Even if you honestly believe that most people who have achieved (or exceeded) a certain point are generally clueless, surely you can’t argue that what they have done works. After all, it worked didn’t it?

[quote]Professor X wrote:

He couldn’t teach someone who is 180lbs anything at all? Nothing? He looks like a bodybuilder, trains like a bodybuilder and knows absolutely NOTHING? That in itself is impressive.[/quote]

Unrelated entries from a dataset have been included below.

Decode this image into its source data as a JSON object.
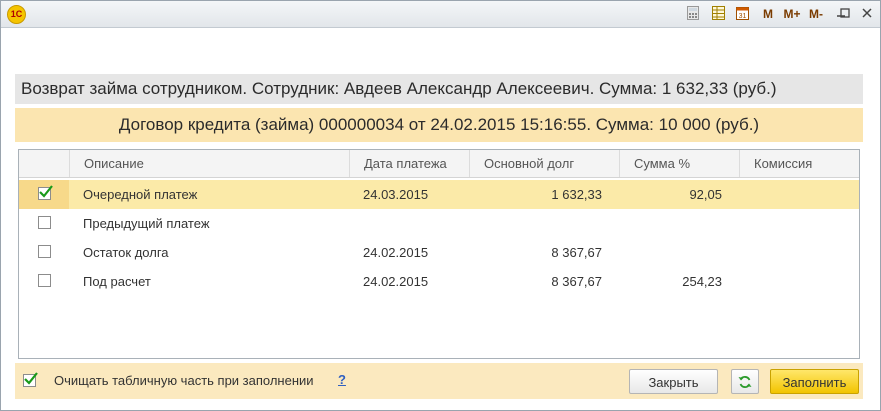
{
  "window": {
    "logo_text": "1С",
    "controls": {
      "calc_icon": "calculator-icon",
      "calendar_icon": "calendar-icon",
      "m": "M",
      "m_plus": "M+",
      "m_minus": "M-",
      "minimize": "—",
      "maximize": "□",
      "close": "✕"
    }
  },
  "header": {
    "title": "Возврат займа сотрудником. Сотрудник: Авдеев Александр Алексеевич. Сумма: 1 632,33 (руб.)",
    "contract": "Договор кредита (займа) 000000034 от 24.02.2015 15:16:55. Сумма: 10 000 (руб.)"
  },
  "table": {
    "columns": [
      "Описание",
      "Дата платежа",
      "Основной долг",
      "Сумма %",
      "Комиссия"
    ],
    "rows": [
      {
        "checked": true,
        "description": "Очередной платеж",
        "date": "24.03.2015",
        "principal": "1 632,33",
        "interest": "92,05",
        "commission": ""
      },
      {
        "checked": false,
        "description": "Предыдущий платеж",
        "date": "",
        "principal": "",
        "interest": "",
        "commission": ""
      },
      {
        "checked": false,
        "description": "Остаток долга",
        "date": "24.02.2015",
        "principal": "8 367,67",
        "interest": "",
        "commission": ""
      },
      {
        "checked": false,
        "description": "Под расчет",
        "date": "24.02.2015",
        "principal": "8 367,67",
        "interest": "254,23",
        "commission": ""
      }
    ]
  },
  "footer": {
    "clear_checkbox_checked": true,
    "clear_label": "Очищать табличную часть при заполнении",
    "help": "?",
    "close_button": "Закрыть",
    "fill_button": "Заполнить"
  },
  "colors": {
    "selected_row": "#fbeaa8",
    "header_band": "#fbe5b0",
    "accent": "#f2c400",
    "check": "#1a9a1a"
  }
}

He is not as lean as a bodybuilder. You didn’t say “looks like a bodybuilder” earlier; you said 250 pounds and talked about “big”. He is big, and he’s right around 250 pounds. And nobody knows ABSOLUTELY nothing. But I bet if he just made up his own diet without reading any good information, he wouldn’t be too successful at keeping muscle and dropping fat.

Big friend could take skinny friend (150 lbs at 6’4") to the gym and mentor him, and I’m sure skinny friend will not get big. Skinny friend will probably get injured.

Skinny friend eats next to nothing, by the way.

Big friend did nothing special to get big. I mean he did not make a great effort. He lifts weights; but a lot of small guys lift weights too. He eats what he feels like and has no special weight-gaining diet whatsoever.

Are you being serious?

Yes, big guys exist who are naturally big and had no strategy for getting big. How would they advise? Big and super lean, now that’s another story.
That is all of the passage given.